(389f) Distributed Model Predictive Control of Nonlinear Systems Subject to Asynchronous and Delayed Measurements | AIChE

(389f) Distributed Model Predictive Control of Nonlinear Systems Subject to Asynchronous and Delayed Measurements

Authors 

Liu, J. - Presenter, University of California, Los Angeles
Muñoz de la Peña, D. - Presenter, University of California, Los Angeles


Augmenting local control networks with additional networked sensors and actuators poses a number of new challenges including the feedback of additional measurements that may be asynchronous and/or delayed like, for example, additional species concentrations or particle size distributions measurements. Furthermore, augmenting dedicated, local control networks (LCS) with additional networked sensor and actuator gives rise to the need to design/redesign and coordinate separate control systems that operate on the process. Model predictive control (MPC) is a natural control framework to deal with the design of coordinated, distributed control systems because of its ability to handle input and state constraints, and also because it can account for the actions of other actuators in computing the control action of a given set of control actuators in real-time. Motivated by the lack of available methods for the design of networked control systems (NCS) for chemical processes, in a recent work [1], we proposed a distributed model predictive control method for the design of networked control systems where both the pre-existing local control system and the networked control system are designed via Lyapunov-based model predictive control. This distributed MPC design utilizes continuous feedback, requires one-directional communication between the two distributed controllers, and may reduce the computational burden in the evaluation of the optimal manipulated inputs compared with a fully centralized LMPC of the same input/output-space dimension. Moreover, this distributed MPC design provides the potential of maintaining stability and performance in the face of new/failing actuators. In the present work, our objective is to extent our recent results [1] to develop distributed model predictive control algorithms for nonlinear systems subject to asynchronous and delayed measurements.

With respect to available results on distributed MPC design, several distributed MPC methods have been proposed in the literature that deal with the coordination of separate MPC controllers that communicate in order to obtain optimal input trajectories in a distributed manner. All of the above results on distributed MPC design are based on the assumption of continuous sampling and perfect communication between the sensor and the controller. Previous work on MPC design for systems subject to asynchronous or delayed measurements has primarily focused on centralized MPC design and has not addressed distributed model predictive control with the exception of a recent paper which addresses the issue of delays in the communication between the distributed controllers [2].

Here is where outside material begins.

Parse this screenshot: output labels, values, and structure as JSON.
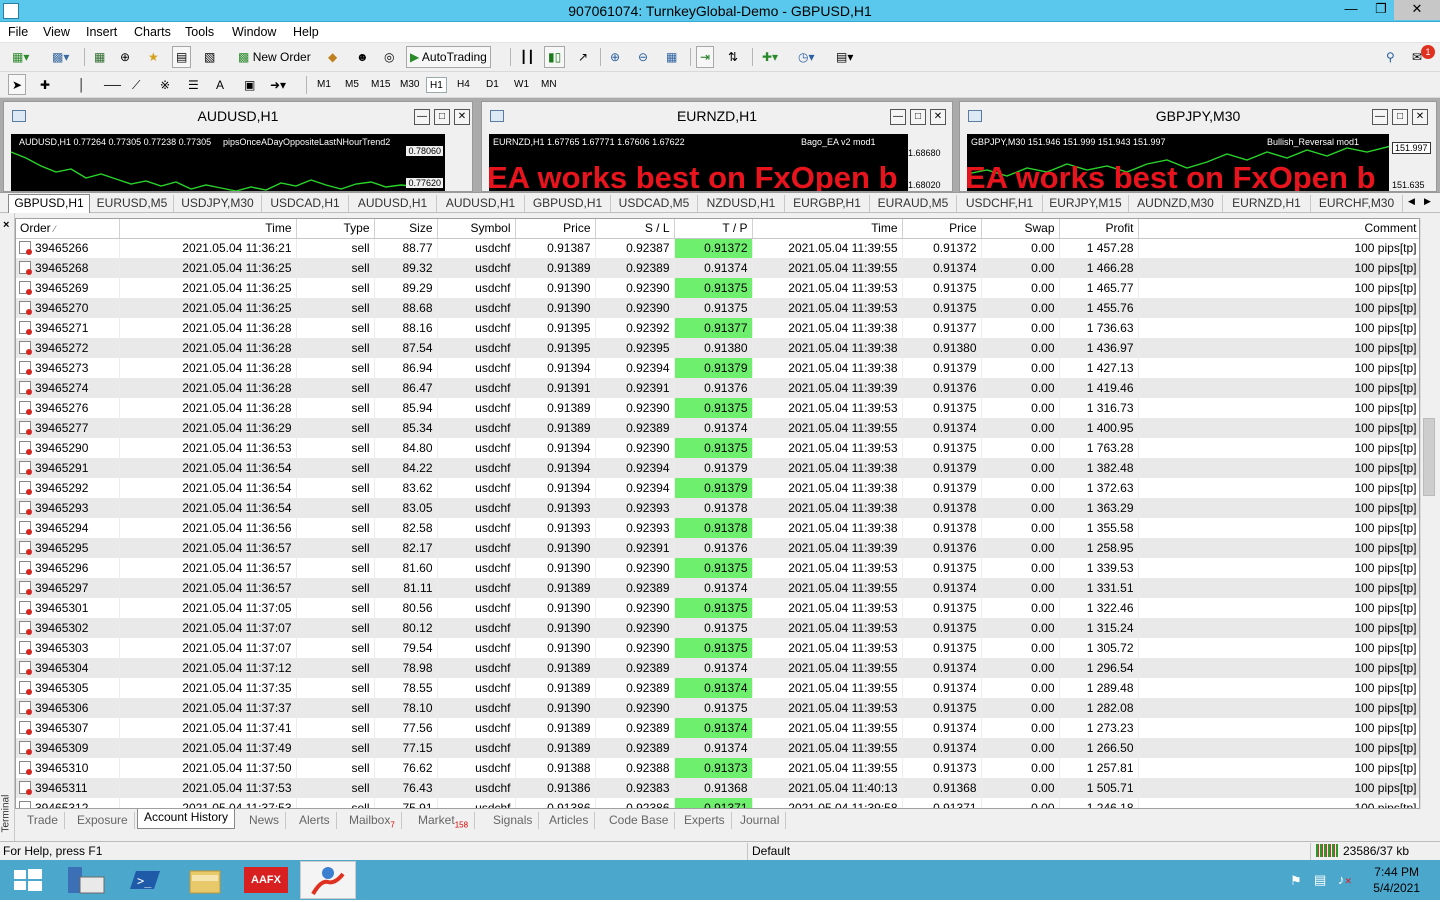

Motivated by the above considerations, this work focuses on distributed model predictive control of nonlinear systems subject to asynchronous and delayed measurements. In the case of asynchronous feedback, under the assumption that there exists an upper bound on the interval between two successive measurements of the system state, distributed Lyapunov-based model predictive controllers are designed that utilize one-directional communication and coordinate their actions to ensure that the state of the closed-loop system is ultimately bounded in a region that contains the origin. Subsequently, we focus on distributed model predictive control of nonlinear systems subject to asynchronous measurements that also involve time-delays. Under the assumption that there exists an upper bound on the maximum measurement delay, a distributed Lyapunov-based model predictive control design is proposed that utilizes two-directional communication between the distributed MPCs and takes the measurement delays explicitly into account to enforce practical stability in the closed-loop system. The applicability and effectiveness of the proposed control methods are illustrated through a chemical process example.

[1] J. Liu, D. Munoz de la Pena, and P. D. Christofides. Distributed model predictive control of nonlinear process systems, AIChE Journal, vol. 55, pp.1171-1184, 2009.

[2] E. Franco, L. Magni, T. Parisini, M. M. Polycarpou, and D. M. Raimondo. Cooperative constrained control of distributed agents with nonlinear dynamics and delayed information exchange: A stabilizing receding horizon approach. IEEE Transactions on Automatic Control, vol. 53, pp. 324-338, 2008.